Скорняк покачал головой. Лицо у него посветлело. Через плечо он глянул на стол. Посмотрел, не прислушивается ли жена. Потом зашептал: «Женщины там, скажу я тебе, Виндиш, ну и женщины. Какой шаг у них. Косят проворней мужчин. — Скорняк рассмеялся. — Беда только, что валашки. Хороши в постели, но готовить, как наши женщины, не умеют».
На столе стояла жестяная миска. В миске жена скорняка взбивала белки. «Я две рубахи выстирала, — сказала она. — Вода была черной. Такая там грязь. Ее не видно, потому что там леса».
Скорняк заглянул в миску. Заговорил снова: «Вверху, на самой высокой горе, санаторий. В нем — сумасшедшие. Они бродят за забором в синих подштанниках и толстых халатах. Один целыми днями ищет в траве еловые шишки, разговаривает сам с собой. Руди говорит, что он горнорабочий.
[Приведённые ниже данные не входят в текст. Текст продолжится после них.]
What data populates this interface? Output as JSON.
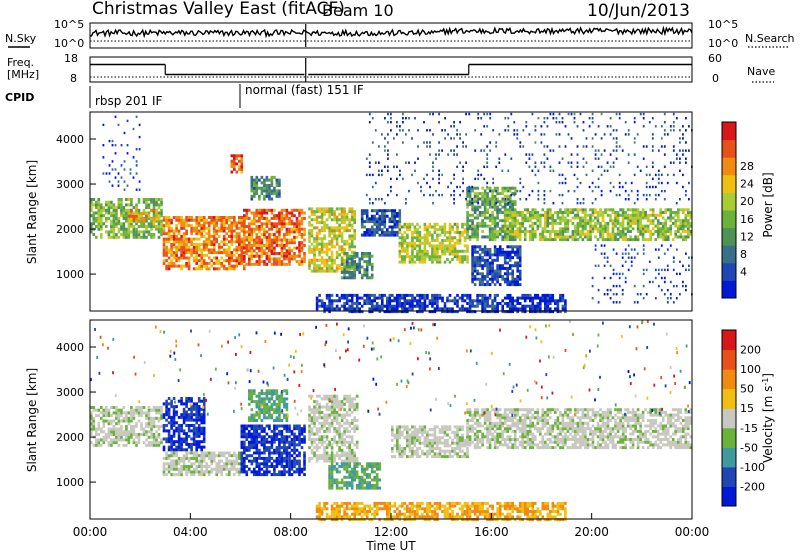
{
  "header": {
    "title": "Christmas Valley East (fitACF)",
    "beam": "Beam 10",
    "date": "10/Jun/2013"
  },
  "chart_data": [
    {
      "type": "line",
      "panel": "noise-search",
      "left_label": "N.Sky",
      "right_label": "N.Search",
      "left_ticks": [
        "10^5",
        "10^0"
      ],
      "right_ticks": [
        "10^5",
        "10^0"
      ],
      "scale": "log"
    },
    {
      "type": "line",
      "panel": "frequency-nave",
      "left_label_1": "Freq.",
      "left_label_2": "[MHz]",
      "right_label": "Nave",
      "left_ticks": [
        "18",
        "8"
      ],
      "right_ticks": [
        "60",
        "0"
      ],
      "ylim_left": [
        8,
        18
      ],
      "ylim_right": [
        0,
        60
      ],
      "freq_steps": [
        {
          "x": [
            0,
            3.0
          ],
          "y": 15.0
        },
        {
          "x": [
            3.0,
            8.55
          ],
          "y": 11.0
        },
        {
          "x": [
            8.7,
            15.1
          ],
          "y": 11.0
        },
        {
          "x": [
            15.1,
            24.0
          ],
          "y": 15.0
        }
      ],
      "nave_level": 12
    },
    {
      "type": "table",
      "panel": "cpid",
      "label": "CPID",
      "modes": [
        {
          "name": "rbsp 201 IF",
          "start": 0
        },
        {
          "name": "normal (fast) 151 IF",
          "start": 6.0
        }
      ]
    },
    {
      "type": "heatmap",
      "panel": "power",
      "ylabel": "Slant Range [km]",
      "yticks": [
        1000,
        2000,
        3000,
        4000
      ],
      "ylim": [
        180,
        4600
      ],
      "xlim": [
        0,
        24
      ],
      "colorbar": {
        "label": "Power [dB]",
        "ticks": [
          "4",
          "8",
          "12",
          "16",
          "20",
          "24",
          "28"
        ],
        "colors": [
          "#0018d8",
          "#1e46b4",
          "#3b6e8a",
          "#4e9258",
          "#6ab23a",
          "#a8cc36",
          "#f0c010",
          "#f08a10",
          "#e8501a",
          "#d81818"
        ]
      },
      "echo_regions": [
        {
          "t0": 0.0,
          "t1": 2.9,
          "r0": 1850,
          "r1": 2700,
          "level": 0.45
        },
        {
          "t0": 1.5,
          "t1": 2.8,
          "r0": 2200,
          "r1": 2500,
          "level": 0.75
        },
        {
          "t0": 2.9,
          "t1": 6.1,
          "r0": 1150,
          "r1": 2300,
          "level": 0.8
        },
        {
          "t0": 5.6,
          "t1": 6.0,
          "r0": 3300,
          "r1": 3700,
          "level": 0.85
        },
        {
          "t0": 6.1,
          "t1": 8.5,
          "r0": 1250,
          "r1": 2500,
          "level": 0.85
        },
        {
          "t0": 6.4,
          "t1": 7.5,
          "r0": 2700,
          "r1": 3200,
          "level": 0.3
        },
        {
          "t0": 8.7,
          "t1": 10.5,
          "r0": 1100,
          "r1": 2500,
          "level": 0.6
        },
        {
          "t0": 10.0,
          "t1": 11.2,
          "r0": 950,
          "r1": 1500,
          "level": 0.3
        },
        {
          "t0": 10.8,
          "t1": 12.3,
          "r0": 1900,
          "r1": 2500,
          "level": 0.12
        },
        {
          "t0": 12.3,
          "t1": 15.0,
          "r0": 1300,
          "r1": 2200,
          "level": 0.55
        },
        {
          "t0": 15.0,
          "t1": 17.0,
          "r0": 1800,
          "r1": 3000,
          "level": 0.4
        },
        {
          "t0": 16.5,
          "t1": 24.0,
          "r0": 1800,
          "r1": 2500,
          "level": 0.5
        },
        {
          "t0": 15.2,
          "t1": 17.2,
          "r0": 800,
          "r1": 1700,
          "level": 0.1
        },
        {
          "t0": 9.0,
          "t1": 19.0,
          "r0": 200,
          "r1": 600,
          "level": 0.05
        }
      ],
      "noise_regions": [
        {
          "t0": 0.5,
          "t1": 2.0,
          "r0": 2900,
          "r1": 4600,
          "level": 0.1
        },
        {
          "t0": 11.0,
          "t1": 24.0,
          "r0": 2600,
          "r1": 4600,
          "level": 0.12
        },
        {
          "t0": 20.0,
          "t1": 24.0,
          "r0": 400,
          "r1": 1700,
          "level": 0.1
        }
      ]
    },
    {
      "type": "heatmap",
      "panel": "velocity",
      "ylabel": "Slant Range [km]",
      "yticks": [
        1000,
        2000,
        3000,
        4000
      ],
      "ylim": [
        180,
        4600
      ],
      "xlim": [
        0,
        24
      ],
      "xlabel": "Time UT",
      "xticks": [
        "00:00",
        "04:00",
        "08:00",
        "12:00",
        "16:00",
        "20:00",
        "00:00"
      ],
      "colorbar": {
        "label": "Velocity [m s^-1]",
        "ticks": [
          "200",
          "100",
          "50",
          "15",
          "-15",
          "-50",
          "-100",
          "-200"
        ],
        "colors": [
          "#0018d8",
          "#1e46b4",
          "#3f9aa0",
          "#6ab23a",
          "#c8c8c0",
          "#f0c010",
          "#f08a10",
          "#e8501a",
          "#d81818"
        ]
      },
      "echo_regions": [
        {
          "t0": 0.0,
          "t1": 2.9,
          "r0": 1850,
          "r1": 2700,
          "vel": "grey"
        },
        {
          "t0": 2.9,
          "t1": 4.5,
          "r0": 1750,
          "r1": 2900,
          "vel": "blue"
        },
        {
          "t0": 2.9,
          "t1": 6.0,
          "r0": 1200,
          "r1": 1700,
          "vel": "grey"
        },
        {
          "t0": 6.0,
          "t1": 8.5,
          "r0": 1200,
          "r1": 2300,
          "vel": "blue"
        },
        {
          "t0": 6.3,
          "t1": 7.8,
          "r0": 2400,
          "r1": 3100,
          "vel": "green"
        },
        {
          "t0": 8.7,
          "t1": 10.6,
          "r0": 1500,
          "r1": 3000,
          "vel": "grey"
        },
        {
          "t0": 9.5,
          "t1": 11.5,
          "r0": 900,
          "r1": 1500,
          "vel": "green"
        },
        {
          "t0": 12.0,
          "t1": 15.0,
          "r0": 1600,
          "r1": 2300,
          "vel": "grey"
        },
        {
          "t0": 15.0,
          "t1": 24.0,
          "r0": 1800,
          "r1": 2700,
          "vel": "grey"
        },
        {
          "t0": 9.0,
          "t1": 19.0,
          "r0": 200,
          "r1": 600,
          "vel": "orange"
        }
      ]
    }
  ]
}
Устроил однажды забастовку».
Жена скорняка тронула кончиками пальцев взбитую пену. «И вот чем это кончилось», — заметила она и облизала пальцы.
«Другой пробыл всего неделю в санатории. Сейчас снова в шахте. Он, ходили слухи, под машину угодил».
Жена скорняка приподняла миску: «Яйца старые, вот и белки горчат».
Скорняк кивнул. «Сверху видно кладбища, — продолжил он, — они свисают с гор».
Виндиш опустил руки на стол, рядом с миской: «Не хотел бы, чтобы меня там похоронили».
Жена скорняка уставилась отсутствующим взглядом на его руки. «Да, в горах, наверно, красиво. Только очень уж далеко. Нам туда добираться трудно, а домой Руди не приезжает».
«Опять она печет пироги, — подосадовал скорняк, — Руди ведь ни кусочка не достанется».